Suppose we are given a dataset with $T$ time periods and $N$ assets or portfolios. We are interested in estimating and testing the CAPM. Using Fama-MacBeth style analysis, we first estimate $N$ time series regressions of the form $$ r^*_{i,t}=\alpha_i+\beta_i r^*_{m,t}+u_{i,t} \tag{1} $$ for $i=1,\dots,N$ where $r^*_i:=(r_{i,t}-r_{f,t})$ is asset's $i$ excess return and $r^*_m:=(r_{m,t}-r_{f,t})$ is the market's excess return, $r_{f,t}$ being the risk-free rate. This way we obtain the fitted betas $\hat\beta_i$ for $i=1,\dots,N$. We then estimate $T$ cross-sectional regressions $$ r^*_{i,t}=\alpha_i+\lambda_t\hat\beta_i+v_{i,t} \tag{2} $$ for $t=1,\dots,T$.
We then obtain $\hat{\lambda} = \frac{1}{T} \sum^{T}_{t=1} \hat{\lambda}_t$ and its estimated asymptotic variance as $\widehat{\text{AVar}}(\hat{\lambda}) = \frac{1}{T^2} \sum^{T}_{t=1} (\hat{\lambda}_t - \hat{\lambda} )(\hat{\lambda}_t - \hat{\lambda} )'$. However, we could skip this bit if we are not directly interested in inference about the true $\lambda$.
The CAPM implies $\alpha_i=0 \ \forall i$, and an assessment of $H_0\colon \alpha_i=0 \ \forall i$ is a common test of the CAPM.
Update: The following is based on a mistaken thought about what the CAPM implies.
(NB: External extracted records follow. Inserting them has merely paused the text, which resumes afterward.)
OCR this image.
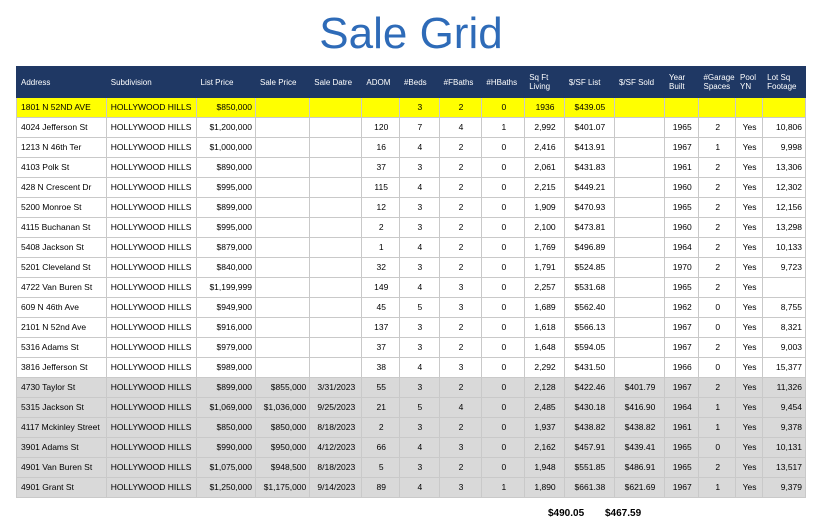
Sale Grid
Address	Subdivision	List Price	Sale Price	Sale Datre	ADOM	#Beds	#FBaths	#HBaths	Sq Ft Living	$/SF List	$/SF Sold	Year Built	#Garage Spaces	Pool YN	Lot Sq Footage
1801 N 52ND AVE	HOLLYWOOD HILLS	$850,000				3	2	0	1936	$439.05					
4024 Jefferson St	HOLLYWOOD HILLS	$1,200,000			120	7	4	1	2,992	$401.07		1965	2	Yes	10,806
1213 N 46th Ter	HOLLYWOOD HILLS	$1,000,000			16	4	2	0	2,416	$413.91		1967	1	Yes	9,998
4103 Polk St	HOLLYWOOD HILLS	$890,000			37	3	2	0	2,061	$431.83		1961	2	Yes	13,306
428 N Crescent Dr	HOLLYWOOD HILLS	$995,000			115	4	2	0	2,215	$449.21		1960	2	Yes	12,302
5200 Monroe St	HOLLYWOOD HILLS	$899,000			12	3	2	0	1,909	$470.93		1965	2	Yes	12,156
4115 Buchanan St	HOLLYWOOD HILLS	$995,000			2	3	2	0	2,100	$473.81		1960	2	Yes	13,298
5408 Jackson St	HOLLYWOOD HILLS	$879,000			1	4	2	0	1,769	$496.89		1964	2	Yes	10,133
5201 Cleveland St	HOLLYWOOD HILLS	$840,000			32	3	2	0	1,791	$524.85		1970	2	Yes	9,723
4722 Van Buren St	HOLLYWOOD HILLS	$1,199,999			149	4	3	0	2,257	$531.68		1965	2	Yes	
609 N 46th Ave	HOLLYWOOD HILLS	$949,900			45	5	3	0	1,689	$562.40		1962	0	Yes	8,755
2101 N 52nd Ave	HOLLYWOOD HILLS	$916,000			137	3	2	0	1,618	$566.13		1967	0	Yes	8,321
5316 Adams St	HOLLYWOOD HILLS	$979,000			37	3	2	0	1,648	$594.05		1967	2	Yes	9,003
3816 Jefferson St	HOLLYWOOD HILLS	$989,000			38	4	3	0	2,292	$431.50		1966	0	Yes	15,377
4730 Taylor St	HOLLYWOOD HILLS	$899,000	$855,000	3/31/2023	55	3	2	0	2,128	$422.46	$401.79	1967	2	Yes	11,326
5315 Jackson St	HOLLYWOOD HILLS	$1,069,000	$1,036,000	9/25/2023	21	5	4	0	2,485	$430.18	$416.90	1964	1	Yes	9,454
4117 Mckinley Street	HOLLYWOOD HILLS	$850,000	$850,000	8/18/2023	2	3	2	0	1,937	$438.82	$438.82	1961	1	Yes	9,378
3901 Adams St	HOLLYWOOD HILLS	$990,000	$950,000	4/12/2023	66	4	3	0	2,162	$457.91	$439.41	1965	0	Yes	10,131
4901 Van Buren St	HOLLYWOOD HILLS	$1,075,000	$948,500	8/18/2023	5	3	2	0	1,948	$551.85	$486.91	1965	2	Yes	13,517
4901 Grant St	HOLLYWOOD HILLS	$1,250,000	$1,175,000	9/14/2023	89	4	3	1	1,890	$661.38	$621.69	1967	1	Yes	9,379
$490.05 $467.59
I realized that with the help of Matthew Gunn. I leave it as is for historical consistency.
If only $(2)$ contained $\beta_i$s in place of $\hat\beta_i$s, the CAPM would also imply $\lambda_t=r^*_{m,t}$. Thus, I would be tempted to impose $\lambda_t=r^*_{m,t}$ in $(2)$ to yield $$ r^*_{i,t}=\alpha_i+\hat\beta_i r^*_{m,t}+w_{i,t} \tag{3}. $$ Since the systematic risk component $\hat\beta_i r^*_{m,t}$ is given, what would have to be estimated would be the $\alpha_i$ in $$ (r^*_{i,t}-\hat\beta_i r^*_{m,t})=\alpha_i+w_{i,t} \tag{3'}, $$ allowing us to test $H_0\colon \alpha_i=0 \ \forall i$ later on. The intuition behind wanting to impose $\lambda_t=r^*_{m,t}$ is that estimating something that we actually observe sounds like a way to introduce unnecessary noise in the model.
Now, I do see the subtle difference (which may be not so subtle numerically) between $\hat\beta_i$ and $\beta_i$ that does not allow us to impose $\lambda_t=r^*_{m,t}$. (That would make $\alpha_i$ in $(3)$ include the $\alpha_i$ from $(1)$ plus $(\beta_i-\hat\beta_i) r^*_{m,t}$.) Is this the reason for why we estimate $\lambda_t$ in $(2)$? Or is there some other reason for (roughly speaking) estimating the market return when we actually observe it?